Advice for a Liberal Candidate
Originally posted on Half an Hour, April 28, 2009.
Responding to James C. Morton:
> As we come to the Convention later this week remember, there is a Liberal forest growing.
Well maybe, but if so, try to do some good, and don't just squander it. Simply putting into place a clone of the current government is insufficient.
Try to be a little bit visionary and maybe to recall some of those Liberal pronciples that have served the party well in the past.
- Canada used to have a rail system it could be proud of, until it was dismantled by Airbus Mulroney in the 1980s. It's time to convert part of the auto sector into the production of high-speed rail components, and to establish a nation-wide network. We only get one chance to do this, because ti will be prohibitively expensive after the recession and after the productive capacity has been dispersed.
- Canada used to be seen as a leader in environmental responsibility, even if our practices didn't always pass muster. But we can become leaders again by investing in energy-efficient technologies such as solar and wind power, hydrogen production, LED lighting, and electric vehicles.
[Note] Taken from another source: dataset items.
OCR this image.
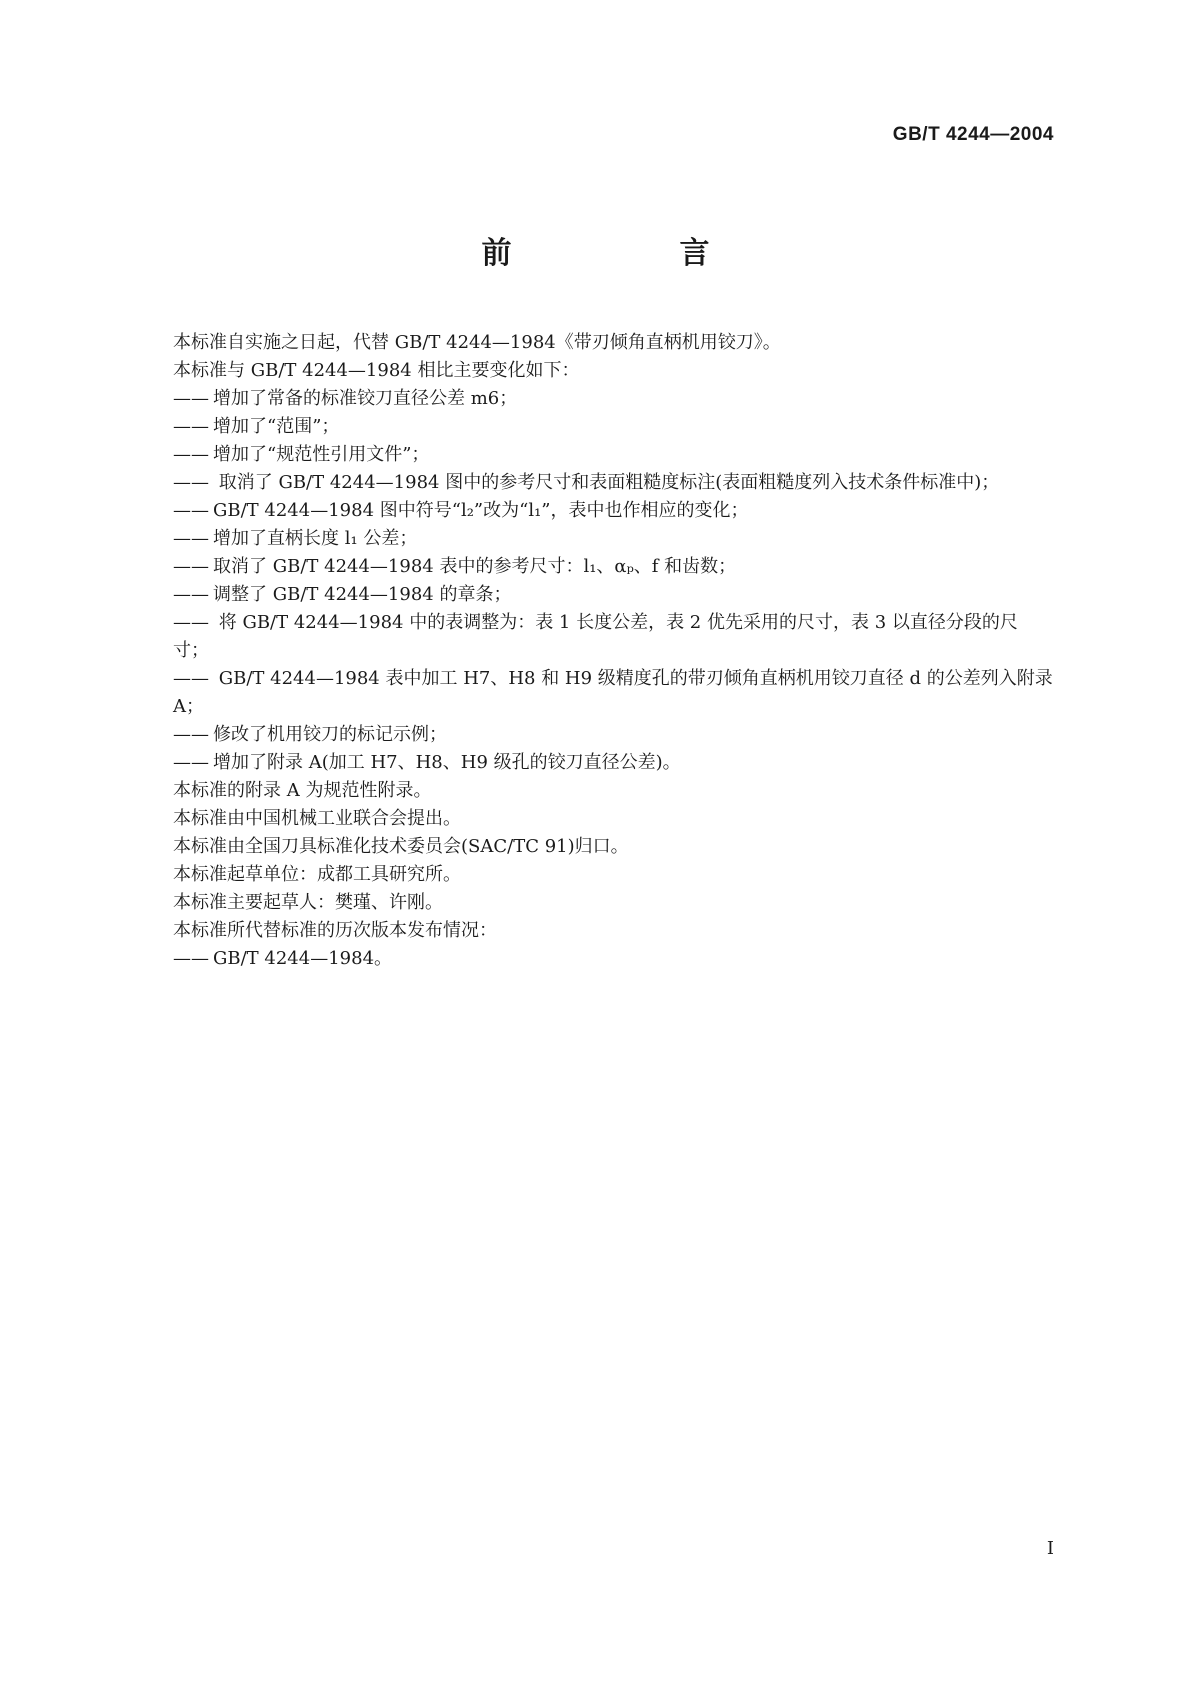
GB/T 4244—2004
前　　言
本标准自实施之日起，代替 GB/T 4244—1984《带刃倾角直柄机用铰刀》。
本标准与 GB/T 4244—1984 相比主要变化如下：
—— 增加了常备的标准铰刀直径公差 m6；
—— 增加了“范围”；
—— 增加了“规范性引用文件”；
—— 取消了 GB/T 4244—1984 图中的参考尺寸和表面粗糙度标注(表面粗糙度列入技术条件标准中)；
—— GB/T 4244—1984 图中符号“l₂”改为“l₁”，表中也作相应的变化；
—— 增加了直柄长度 l₁ 公差；
—— 取消了 GB/T 4244—1984 表中的参考尺寸：l₁、αₚ、f 和齿数；
—— 调整了 GB/T 4244—1984 的章条；
—— 将 GB/T 4244—1984 中的表调整为：表 1 长度公差，表 2 优先采用的尺寸，表 3 以直径分段的尺寸；
—— GB/T 4244—1984 表中加工 H7、H8 和 H9 级精度孔的带刃倾角直柄机用铰刀直径 d 的公差列入附录 A；
—— 修改了机用铰刀的标记示例；
—— 增加了附录 A(加工 H7、H8、H9 级孔的铰刀直径公差)。
本标准的附录 A 为规范性附录。
本标准由中国机械工业联合会提出。
本标准由全国刀具标准化技术委员会(SAC/TC 91)归口。
本标准起草单位：成都工具研究所。
本标准主要起草人：樊瑾、许刚。
本标准所代替标准的历次版本发布情况：
—— GB/T 4244—1984。
I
- Canada used to be a model of social fairness and social justice, and these are essential ingredients in a multicultural society. Respond to the recession by ensuring that nobody loses their home (or rental), that nobody is put onto the street, that nobody goes hungry. This is not just aid to the indigent. Piut in place programs that will help such people retrain, retool, and reorient themselves - but make these voluntary, so that people have a sense of investing in themselves.
- Canada was once a leader in online access and services, but investment in infrastructure has been stagnating since the privatization of the telecom industry (which piled up debt in takeovers and acquisition, not actual production). We need a national broadband initiative, much like was proposed before Martin took power. And Canadian culture, content and learning should be freely available online.
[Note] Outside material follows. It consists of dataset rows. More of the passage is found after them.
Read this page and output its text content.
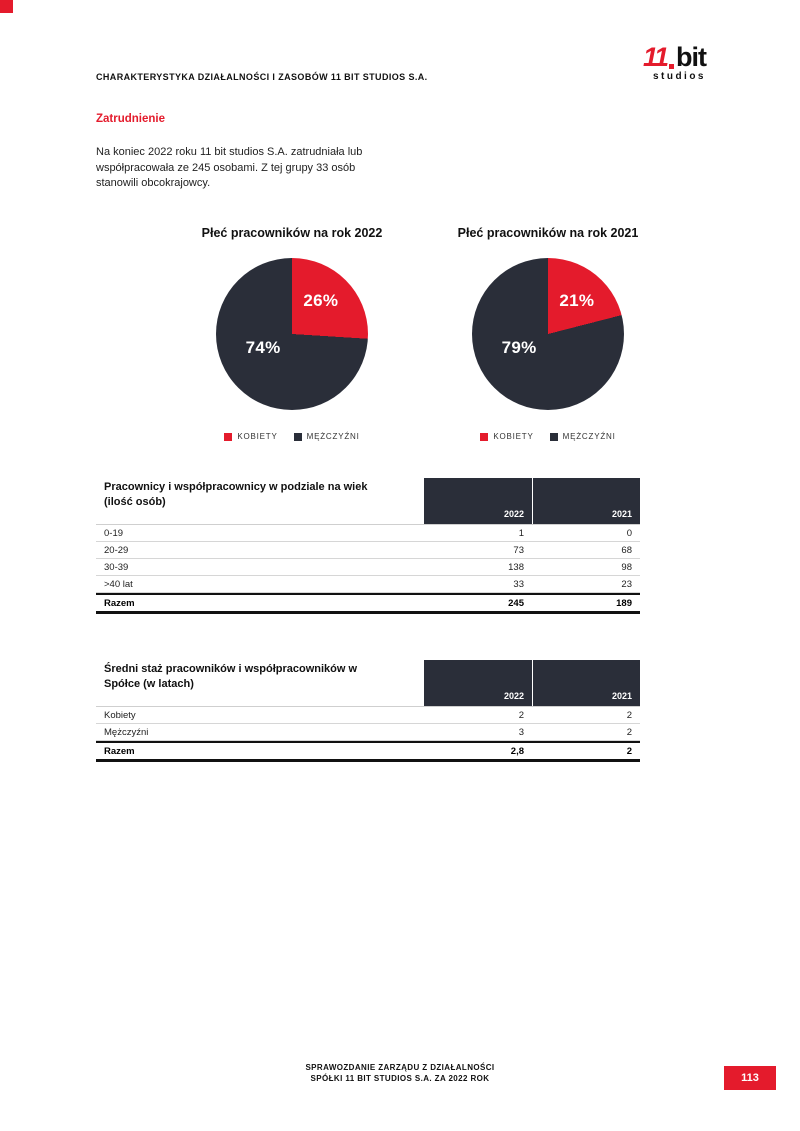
CHARAKTERYSTYKA DZIAŁALNOŚCI I ZASOBÓW 11 BIT STUDIOS S.A.
11 bit
studios
Zatrudnienie
Na koniec 2022 roku 11 bit studios S.A. zatrudniała lub
współpracowała ze 245 osobami. Z tej grupy 33 osób
stanowili obcokrajowcy.
Płeć pracowników na rok 2022
26%
74%
KOBIETY	MĘŻCZYŹNI
Płeć pracowników na rok 2021
21%
79%
KOBIETY	MĘŻCZYŹNI
Pracownicy i współpracownicy w podziale na wiek
(ilość osób)
2022	2021
0-19	1	0
20-29	73	68
30-39	138	98
>40 lat	33	23
Razem	245	189
Średni staż pracowników i współpracowników w
Spółce (w latach)
2022	2021
Kobiety	2	2
Mężczyźni	3	2
Razem	2,8	2
SPRAWOZDANIE ZARZĄDU Z DZIAŁALNOŚCI
SPÓŁKI 11 BIT STUDIOS S.A. ZA 2022 ROK	113
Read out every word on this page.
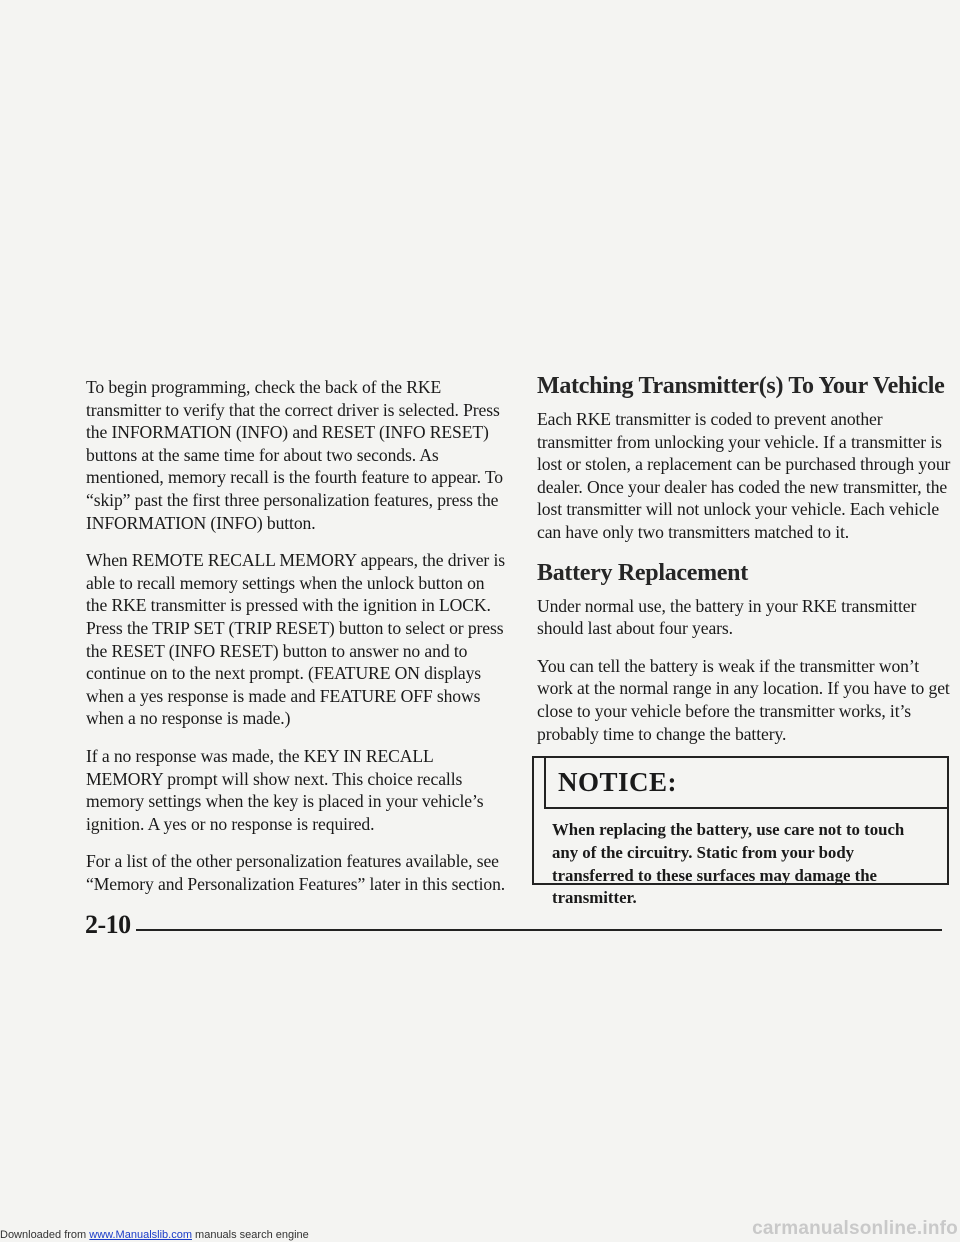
To begin programming, check the back of the RKE transmitter to verify that the correct driver is selected. Press the INFORMATION (INFO) and RESET (INFO RESET) buttons at the same time for about two seconds. As mentioned, memory recall is the fourth feature to appear. To “skip” past the first three personalization features, press the INFORMATION (INFO) button.

When REMOTE RECALL MEMORY appears, the driver is able to recall memory settings when the unlock button on the RKE transmitter is pressed with the ignition in LOCK. Press the TRIP SET (TRIP RESET) button to select or press the RESET (INFO RESET) button to answer no and to continue on to the next prompt. (FEATURE ON displays when a yes response is made and FEATURE OFF shows when a no response is made.)

If a no response was made, the KEY IN RECALL MEMORY prompt will show next. This choice recalls memory settings when the key is placed in your vehicle’s ignition. A yes or no response is required.

For a list of the other personalization features available, see “Memory and Personalization Features” later in this section.

Matching Transmitter(s) To Your Vehicle

Each RKE transmitter is coded to prevent another transmitter from unlocking your vehicle. If a transmitter is lost or stolen, a replacement can be purchased through your dealer. Once your dealer has coded the new transmitter, the lost transmitter will not unlock your vehicle. Each vehicle can have only two transmitters matched to it.

Battery Replacement

Under normal use, the battery in your RKE transmitter should last about four years.

You can tell the battery is weak if the transmitter won’t work at the normal range in any location. If you have to get close to your vehicle before the transmitter works, it’s probably time to change the battery.

NOTICE:
When replacing the battery, use care not to touch any of the circuitry. Static from your body transferred to these surfaces may damage the transmitter.
2-10
Downloaded from www.Manualslib.com manuals search engine	carmanualsonline.info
- Support for the arts and culture used to be a hallmark of Canadian government policy, but more recently governments have taken to pandering to U.S. copyright lobbyists. Resist these lobbies, preserve Canada's tradition of sharing (through, eg., the media levy) and promote Canadian talent directly through a revitalized arts and culture program (the one our government has been cutting back on recently).
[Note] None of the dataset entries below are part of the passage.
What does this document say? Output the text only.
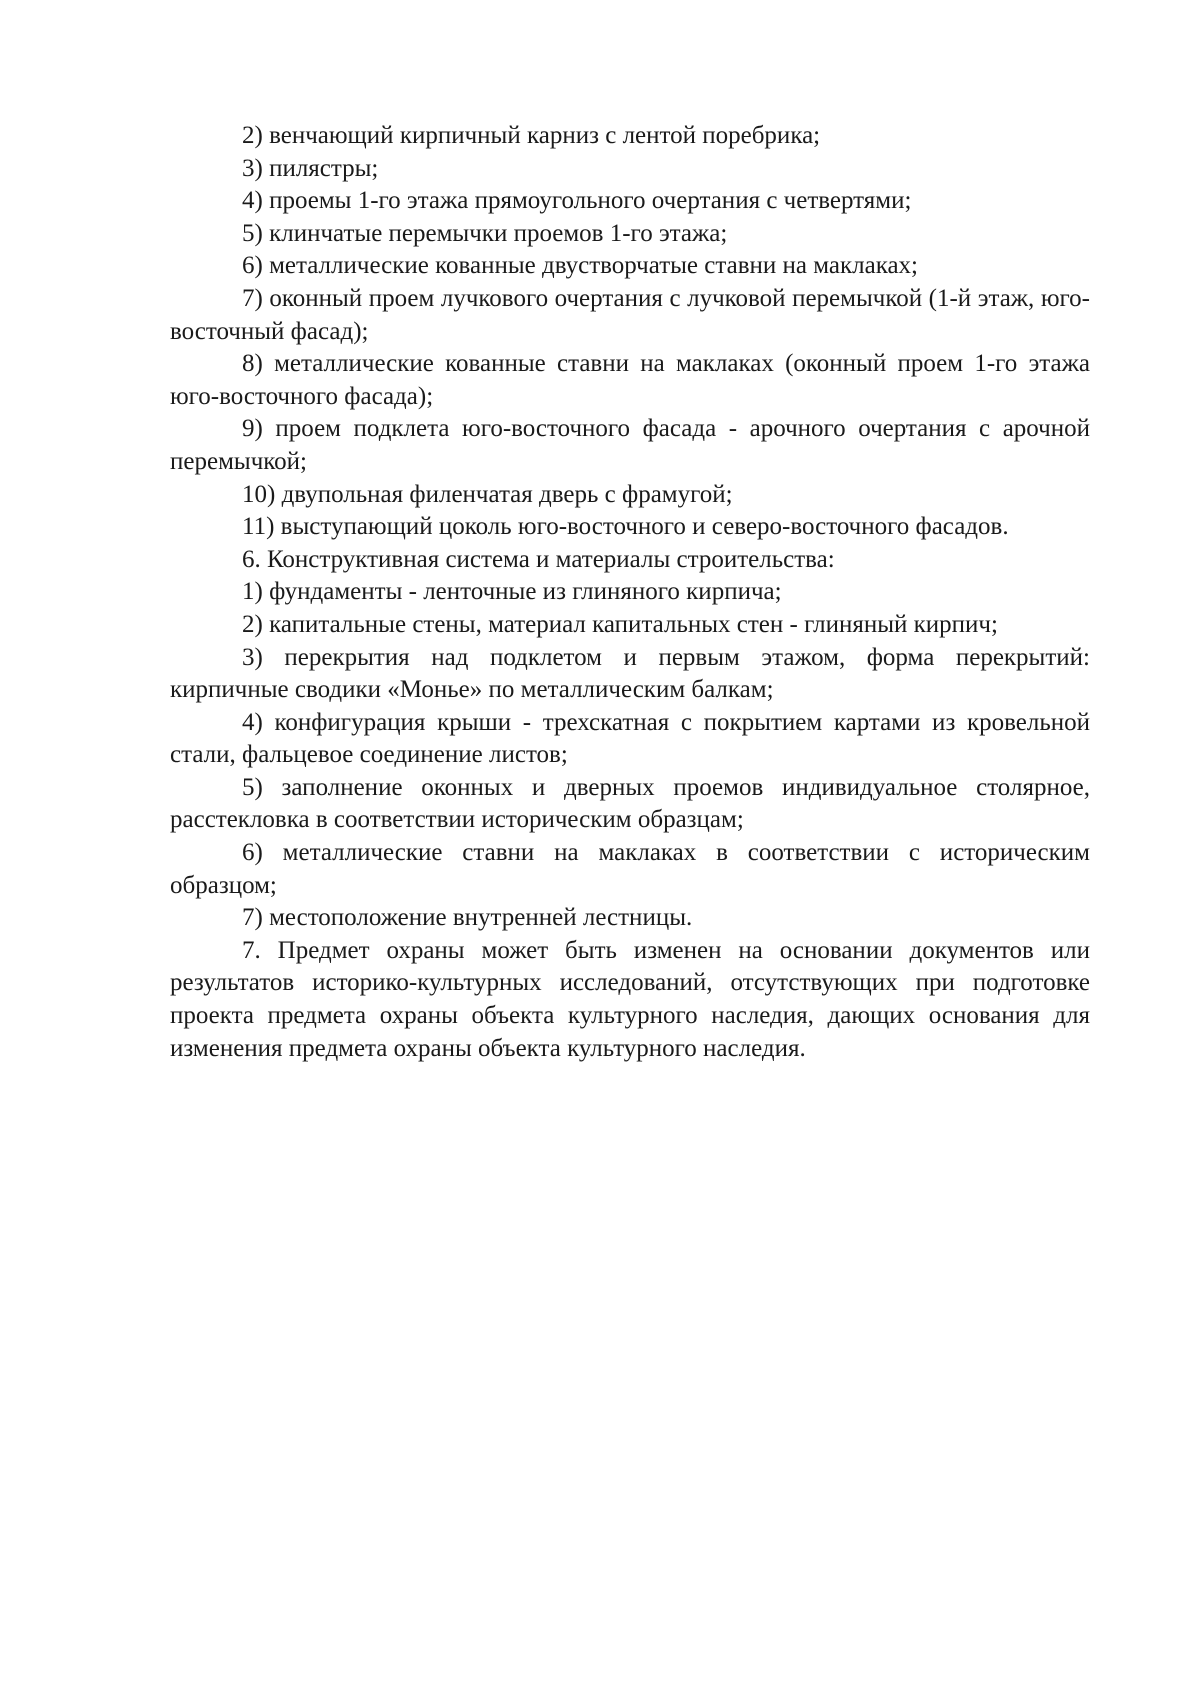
2) венчающий кирпичный карниз с лентой поребрика;

3) пилястры;

4) проемы 1-го этажа прямоугольного очертания с четвертями;

5) клинчатые перемычки проемов 1-го этажа;

6) металлические кованные двустворчатые ставни на маклаках;

7) оконный проем лучкового очертания с лучковой перемычкой (1-й этаж, юго-восточный фасад);

8) металлические кованные ставни на маклаках (оконный проем 1-го этажа юго-восточного фасада);

9) проем подклета юго-восточного фасада - арочного очертания с арочной перемычкой;

10) двупольная филенчатая дверь с фрамугой;

11) выступающий цоколь юго-восточного и северо-восточного фасадов.

6. Конструктивная система и материалы строительства:

1) фундаменты - ленточные из глиняного кирпича;

2) капитальные стены, материал капитальных стен - глиняный кирпич;

3) перекрытия над подклетом и первым этажом, форма перекрытий: кирпичные сводики «Монье» по металлическим балкам;

4) конфигурация крыши - трехскатная с покрытием картами из кровельной стали, фальцевое соединение листов;

5) заполнение оконных и дверных проемов индивидуальное столярное, расстекловка в соответствии историческим образцам;

6) металлические ставни на маклаках в соответствии с историческим образцом;

7) местоположение внутренней лестницы.

7. Предмет охраны может быть изменен на основании документов или результатов историко-культурных исследований, отсутствующих при подготовке проекта предмета охраны объекта культурного наследия, дающих основания для изменения предмета охраны объекта культурного наследия.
- Canada's education system has been the envy of the world, with the Globe and Mail a few years back suggesting that our children may be the best educated in the history of the world. But investments need to be made in the regions, access to electives and specialized education (such as provided in Edmonton) made the standard nationally, and community-based and focused learning made the norm.
- Canada's international reputation as a peaceful and safe place was created by employing less police power, not more. The use of force by police should be limited, with tasers treated more like guns than like batons. Legislation restruicting guns should be entrenched and extended, and effort taken to improve the efficiency of the gun registry. Internationally, Canada should return to the role of peacekeep rather than active combatant.
These are just a few things, but you get what I'm after. It's not enough to simply take power. Try to do some good, to do something worthwhile.